System Design: Production-Ready Event-Timeout Detector
You are designing a production service that detects when an event fails to occur within a specified duration (a timeout). For example, after a Start event for event_id=X, if a matching Stop or Heartbeat does not arrive within T, emit a Timeout for X.
Define and evaluate a production-ready architecture that addresses the following:
External API and Data Model
-
Specify request/response APIs to:
-
Create/schedule a timeout for an event_id
-
Cancel or complete the event
-
Extend or heartbeat the timeout
-
Query the current status
-
Receive timeout notifications (push or pull)
-
Provide data schemas, including idempotency keys and dedup strategy.
Time Semantics and Clock Skew
-
Define whether timeouts are evaluated in event time or processing time, and the rationale.
-
Describe watermarking/allowed lateness if you choose event time.
-
Explain how to handle client/server clock skew, including guardrails.
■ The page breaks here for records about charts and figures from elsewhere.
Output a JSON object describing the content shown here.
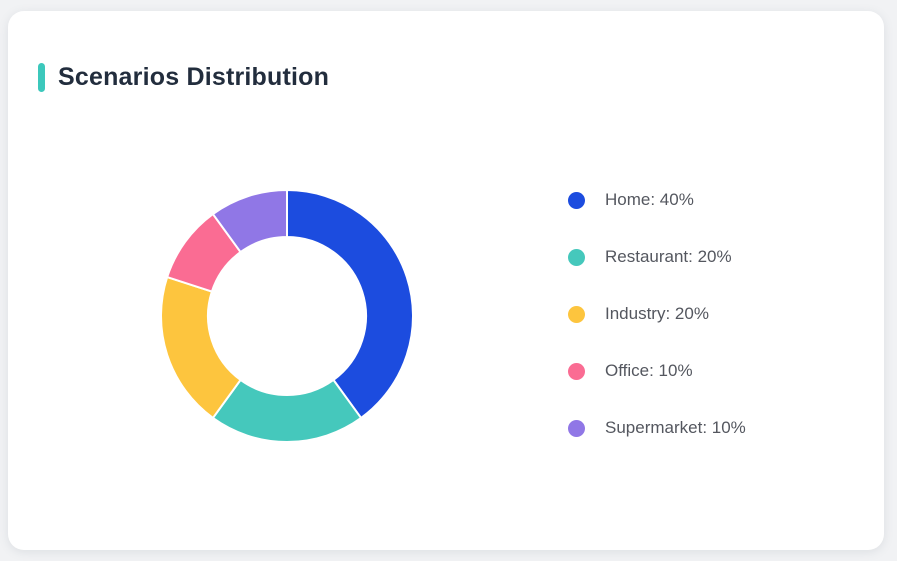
{
  "page": {
    "background_color": "#f1f2f4"
  },
  "card": {
    "title": "Scenarios Distribution",
    "accent_color": "#3cc8bc",
    "background_color": "#ffffff"
  },
  "chart_data": {
    "type": "pie",
    "subtype": "donut",
    "title": "Scenarios Distribution",
    "categories": [
      "Home",
      "Restaurant",
      "Industry",
      "Office",
      "Supermarket"
    ],
    "values": [
      40,
      20,
      20,
      10,
      10
    ],
    "unit": "%",
    "colors": [
      "#1c4cdf",
      "#45c8bc",
      "#fdc53e",
      "#fa6c93",
      "#9077e6"
    ],
    "start_angle_deg": 0,
    "direction": "clockwise",
    "inner_radius_ratio": 0.62,
    "gap_stroke_color": "#ffffff",
    "legend_position": "right",
    "legend": [
      {
        "label": "Home: 40%",
        "color": "#1c4cdf"
      },
      {
        "label": "Restaurant: 20%",
        "color": "#45c8bc"
      },
      {
        "label": "Industry: 20%",
        "color": "#fdc53e"
      },
      {
        "label": "Office: 10%",
        "color": "#fa6c93"
      },
      {
        "label": "Supermarket: 10%",
        "color": "#9077e6"
      }
    ]
  }
}
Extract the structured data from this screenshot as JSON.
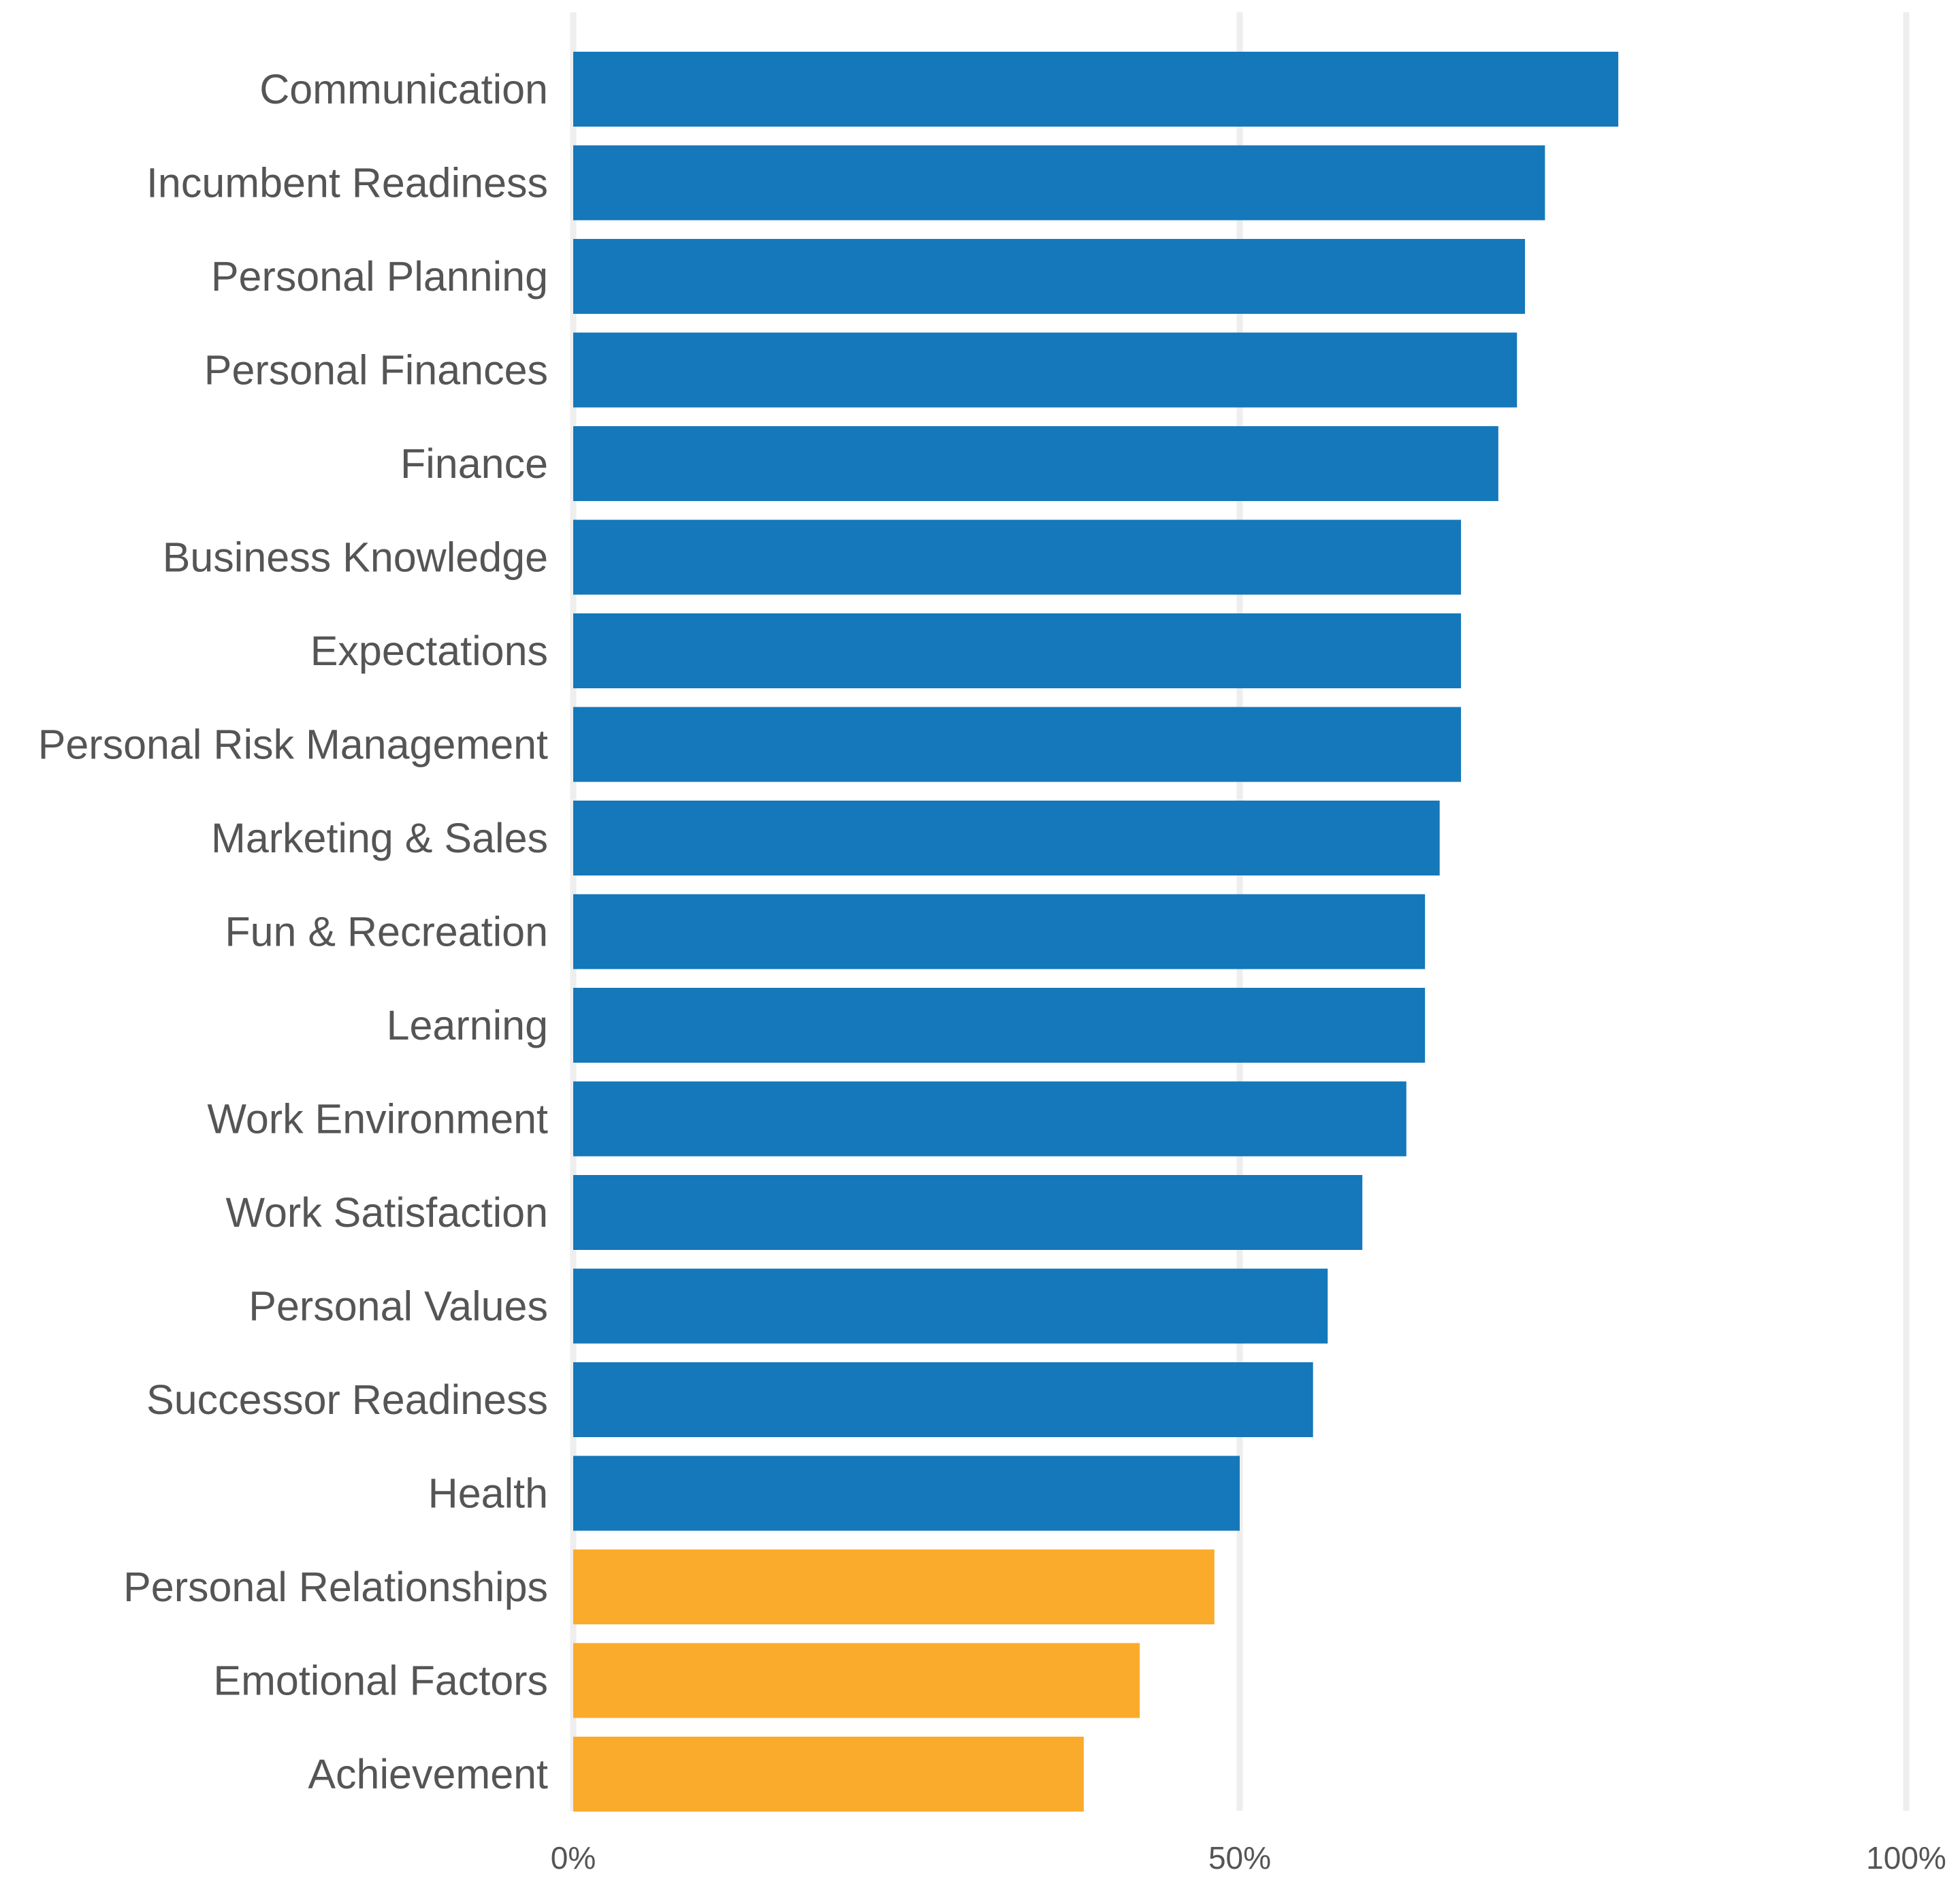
{
  "chart_data": {
    "type": "bar",
    "orientation": "horizontal",
    "categories": [
      "Communication",
      "Incumbent Readiness",
      "Personal Planning",
      "Personal Finances",
      "Finance",
      "Business Knowledge",
      "Expectations",
      "Personal Risk Management",
      "Marketing & Sales",
      "Fun & Recreation",
      "Learning",
      "Work Environment",
      "Work Satisfaction",
      "Personal Values",
      "Successor Readiness",
      "Health",
      "Personal Relationships",
      "Emotional Factors",
      "Achievement"
    ],
    "values": [
      78.4,
      72.9,
      71.4,
      70.8,
      69.4,
      66.6,
      66.6,
      66.6,
      65.0,
      63.9,
      63.9,
      62.5,
      59.2,
      56.6,
      55.5,
      50.0,
      48.1,
      42.5,
      38.3
    ],
    "bar_colors": [
      "#1478ba",
      "#1478ba",
      "#1478ba",
      "#1478ba",
      "#1478ba",
      "#1478ba",
      "#1478ba",
      "#1478ba",
      "#1478ba",
      "#1478ba",
      "#1478ba",
      "#1478ba",
      "#1478ba",
      "#1478ba",
      "#1478ba",
      "#1478ba",
      "#fbab2c",
      "#fbab2c",
      "#fbab2c"
    ],
    "title": "",
    "xlabel": "",
    "ylabel": "",
    "xlim": [
      0,
      100
    ],
    "x_ticks": [
      0,
      50,
      100
    ],
    "x_tick_labels": [
      "0%",
      "50%",
      "100%"
    ],
    "grid": true,
    "legend": false
  },
  "colors": {
    "primary_bar": "#1478ba",
    "highlight_bar": "#fbab2c",
    "grid": "#eeeeee",
    "label_text": "#555555",
    "background": "#ffffff"
  }
}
Partitioning, State, Consistency, Recovery
-
Sharding strategy by event_id, partition ownership, and rebalancing.
-
State storage choice (in-memory vs local persistent vs remote KV) and what is stored.
-
Consistency model for reads (linearizable vs eventual) and for emitted timeouts.
-
Failure recovery: restarts, replays, snapshots, and exactly-once/at-least-once guarantees.
Performance and Resilience
-
Data structures for timers (timer wheels vs min-heap vs multi-level wheels), batching, and LRU/near-term caching.
-
Backpressure strategy across API and ingestion pipeline.
-
Memory limits and spill-to-disk strategy.
Production Edge Cases
-
Late, dropped, duplicated, and reordered messages
-
Very large timeouts (hours/days), long silences/inactivity
-
Service restarts and partition moves
-
Idempotency and side-effect delivery (e.g., notifications)
Testing, Monitoring, and Alerting
-
How you would test (unit, property, integration, chaos, load/soak) and what to validate.
-
Key metrics, logs, traces, dashboards, and alert thresholds.